North End is a mainly residential neighbourhood in the middle of Portsea Island in Portsmouth, England.  It developed rapidly after a horse-drawn tram route was opened between Portsmouth and Cosham. The area is composed of mainly late Victorian to early 20th-century buildings. It is bounded to the west by Stamshaw, to the south by Buckland and Kingston, to the east by Copnor and by Hilsea to the north.

Name
North End's name is derived from its origin as a northern expansion of the (then) village of Kingston, forming the "northern end" of Kingston.

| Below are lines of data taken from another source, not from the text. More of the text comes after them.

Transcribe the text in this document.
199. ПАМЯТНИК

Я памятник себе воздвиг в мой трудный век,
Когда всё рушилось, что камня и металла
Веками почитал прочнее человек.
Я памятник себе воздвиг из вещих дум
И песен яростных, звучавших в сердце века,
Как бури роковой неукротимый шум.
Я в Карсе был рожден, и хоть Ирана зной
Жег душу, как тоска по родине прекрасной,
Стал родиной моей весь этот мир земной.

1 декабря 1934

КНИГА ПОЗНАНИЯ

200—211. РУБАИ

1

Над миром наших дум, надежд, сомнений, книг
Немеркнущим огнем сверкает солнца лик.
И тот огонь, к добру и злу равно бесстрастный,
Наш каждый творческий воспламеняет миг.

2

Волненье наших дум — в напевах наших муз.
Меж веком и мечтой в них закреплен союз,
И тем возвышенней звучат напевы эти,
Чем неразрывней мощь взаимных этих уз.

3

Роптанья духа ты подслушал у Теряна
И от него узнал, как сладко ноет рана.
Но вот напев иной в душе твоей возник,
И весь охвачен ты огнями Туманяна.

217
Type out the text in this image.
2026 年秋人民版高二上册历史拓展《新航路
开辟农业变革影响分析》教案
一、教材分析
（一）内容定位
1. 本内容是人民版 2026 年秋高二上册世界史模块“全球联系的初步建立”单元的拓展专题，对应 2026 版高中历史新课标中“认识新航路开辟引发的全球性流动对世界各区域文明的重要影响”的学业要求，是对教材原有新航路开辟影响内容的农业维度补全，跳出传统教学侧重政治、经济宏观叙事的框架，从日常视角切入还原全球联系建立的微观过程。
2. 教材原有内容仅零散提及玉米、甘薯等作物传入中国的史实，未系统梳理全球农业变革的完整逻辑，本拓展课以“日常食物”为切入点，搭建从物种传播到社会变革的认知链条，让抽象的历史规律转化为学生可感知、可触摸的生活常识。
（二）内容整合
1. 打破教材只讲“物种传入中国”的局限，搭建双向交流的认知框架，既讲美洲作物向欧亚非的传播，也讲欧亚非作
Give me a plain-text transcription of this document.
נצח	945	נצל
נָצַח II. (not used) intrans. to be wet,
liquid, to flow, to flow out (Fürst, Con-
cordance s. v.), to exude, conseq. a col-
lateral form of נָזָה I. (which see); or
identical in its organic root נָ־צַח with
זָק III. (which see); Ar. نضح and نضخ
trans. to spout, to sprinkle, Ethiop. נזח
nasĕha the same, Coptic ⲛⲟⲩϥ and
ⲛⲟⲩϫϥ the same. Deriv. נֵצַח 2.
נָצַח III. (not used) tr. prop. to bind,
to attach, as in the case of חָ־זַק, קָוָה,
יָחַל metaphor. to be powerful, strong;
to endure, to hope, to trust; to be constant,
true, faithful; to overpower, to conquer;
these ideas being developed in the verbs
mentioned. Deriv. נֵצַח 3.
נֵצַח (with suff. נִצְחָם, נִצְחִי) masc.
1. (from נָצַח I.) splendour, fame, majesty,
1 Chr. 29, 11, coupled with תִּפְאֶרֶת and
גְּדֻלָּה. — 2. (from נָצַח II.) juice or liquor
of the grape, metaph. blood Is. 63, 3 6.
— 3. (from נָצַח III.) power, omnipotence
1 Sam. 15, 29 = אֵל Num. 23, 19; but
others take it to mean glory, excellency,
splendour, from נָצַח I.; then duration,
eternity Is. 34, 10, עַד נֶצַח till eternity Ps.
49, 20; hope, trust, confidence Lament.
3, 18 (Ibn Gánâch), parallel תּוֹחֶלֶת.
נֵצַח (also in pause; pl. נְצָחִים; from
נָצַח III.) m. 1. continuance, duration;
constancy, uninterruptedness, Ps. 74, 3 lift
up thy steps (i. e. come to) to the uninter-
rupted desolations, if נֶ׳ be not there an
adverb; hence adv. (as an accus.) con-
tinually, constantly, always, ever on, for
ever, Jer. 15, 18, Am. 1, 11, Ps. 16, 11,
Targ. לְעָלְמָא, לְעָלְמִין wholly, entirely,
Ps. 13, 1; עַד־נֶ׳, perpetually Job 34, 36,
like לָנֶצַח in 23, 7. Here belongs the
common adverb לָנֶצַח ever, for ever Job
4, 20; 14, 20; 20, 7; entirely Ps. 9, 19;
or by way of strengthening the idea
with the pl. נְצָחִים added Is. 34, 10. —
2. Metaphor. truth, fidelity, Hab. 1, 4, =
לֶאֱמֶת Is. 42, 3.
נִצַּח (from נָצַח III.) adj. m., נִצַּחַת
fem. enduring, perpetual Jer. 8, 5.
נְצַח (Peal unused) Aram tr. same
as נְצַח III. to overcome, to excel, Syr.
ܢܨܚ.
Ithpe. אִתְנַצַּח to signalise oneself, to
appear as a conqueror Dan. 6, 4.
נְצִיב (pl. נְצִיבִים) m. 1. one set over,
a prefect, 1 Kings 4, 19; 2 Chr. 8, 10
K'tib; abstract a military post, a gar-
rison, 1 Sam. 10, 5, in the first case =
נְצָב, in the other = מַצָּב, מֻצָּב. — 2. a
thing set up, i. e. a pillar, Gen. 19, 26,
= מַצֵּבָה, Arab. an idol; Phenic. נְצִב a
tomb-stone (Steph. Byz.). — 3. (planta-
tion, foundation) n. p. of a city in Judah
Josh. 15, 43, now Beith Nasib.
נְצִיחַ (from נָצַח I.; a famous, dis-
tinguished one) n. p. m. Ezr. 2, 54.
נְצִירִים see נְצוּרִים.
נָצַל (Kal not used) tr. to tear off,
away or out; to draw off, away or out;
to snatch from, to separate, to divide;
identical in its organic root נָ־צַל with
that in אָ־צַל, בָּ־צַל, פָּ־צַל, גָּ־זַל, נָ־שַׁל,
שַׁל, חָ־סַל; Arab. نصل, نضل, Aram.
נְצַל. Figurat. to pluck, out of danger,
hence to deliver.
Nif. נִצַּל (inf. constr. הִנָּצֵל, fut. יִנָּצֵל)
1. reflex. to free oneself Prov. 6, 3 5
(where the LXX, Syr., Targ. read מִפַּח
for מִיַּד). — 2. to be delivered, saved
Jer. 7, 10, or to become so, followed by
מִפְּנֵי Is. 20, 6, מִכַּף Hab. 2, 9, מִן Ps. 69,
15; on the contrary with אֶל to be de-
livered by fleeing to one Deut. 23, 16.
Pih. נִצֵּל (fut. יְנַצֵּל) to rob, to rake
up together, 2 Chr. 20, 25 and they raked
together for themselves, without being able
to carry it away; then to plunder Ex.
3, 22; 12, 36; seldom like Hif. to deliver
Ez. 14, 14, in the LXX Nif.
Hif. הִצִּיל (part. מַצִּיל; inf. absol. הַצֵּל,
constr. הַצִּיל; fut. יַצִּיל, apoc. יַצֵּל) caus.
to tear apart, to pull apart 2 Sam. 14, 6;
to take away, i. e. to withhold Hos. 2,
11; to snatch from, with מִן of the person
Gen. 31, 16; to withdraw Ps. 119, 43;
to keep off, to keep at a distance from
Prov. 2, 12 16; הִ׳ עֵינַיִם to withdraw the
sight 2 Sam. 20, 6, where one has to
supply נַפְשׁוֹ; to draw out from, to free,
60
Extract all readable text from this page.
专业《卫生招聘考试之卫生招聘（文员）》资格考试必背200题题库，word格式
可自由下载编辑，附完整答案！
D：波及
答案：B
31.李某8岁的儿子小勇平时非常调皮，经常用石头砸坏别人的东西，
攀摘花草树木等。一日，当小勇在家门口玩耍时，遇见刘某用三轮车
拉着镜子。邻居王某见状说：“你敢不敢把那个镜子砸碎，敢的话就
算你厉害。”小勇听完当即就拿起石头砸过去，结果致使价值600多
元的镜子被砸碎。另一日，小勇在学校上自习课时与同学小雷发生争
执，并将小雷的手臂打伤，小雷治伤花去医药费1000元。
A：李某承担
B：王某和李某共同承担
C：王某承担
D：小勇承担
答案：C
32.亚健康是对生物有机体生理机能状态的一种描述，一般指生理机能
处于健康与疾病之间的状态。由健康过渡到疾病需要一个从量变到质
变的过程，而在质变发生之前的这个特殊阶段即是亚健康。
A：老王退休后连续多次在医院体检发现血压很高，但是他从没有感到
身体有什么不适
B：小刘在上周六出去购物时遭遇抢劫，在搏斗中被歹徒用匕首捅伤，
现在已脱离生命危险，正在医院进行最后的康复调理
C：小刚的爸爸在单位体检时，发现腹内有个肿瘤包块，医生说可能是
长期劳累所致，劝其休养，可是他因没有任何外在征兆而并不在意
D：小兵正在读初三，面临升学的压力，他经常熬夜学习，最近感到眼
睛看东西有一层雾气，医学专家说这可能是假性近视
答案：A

Shopping, leisure and recreation 
 North End continues to support a wide range of small traders, supermarkets and other retailers, as well as a variety of pubs and budget fast food outlets.
 The Odeon cinema, opened in the 1930s and built in the Art Deco style, was a prominent local landmark until its closure in January 2008. The building was designed by Andrew Mather. The auditorium buildings have remained intact, although in extremely poor condition. The foyer of the building was then used as an OJ's Discount Store in December 2008, and later a Sainsbury's Local in December 2012 until its closure in 2020. A Polish Supermarket now accompanies the space.
 A public library operates near the junction of North End with Gladys Avenue.

Churches
There are two main Anglican churches in the area:
St Mark, Portsea, which is sited in Derby Road just off the main London Road shopping centre.  The church stood from 1874 to 1970 on the corner of London Road with Derby Road, before being rebuilt in the late 1960s at its present site in Derby Road opposite the former site.
The Church of the Ascension in Stubbington Avenue, which was carved out of the old St Mark's Parish.  The worship at this church is high Anglican.

There is also a Roman Catholic church on Gladys Avenue, Corpus Christi.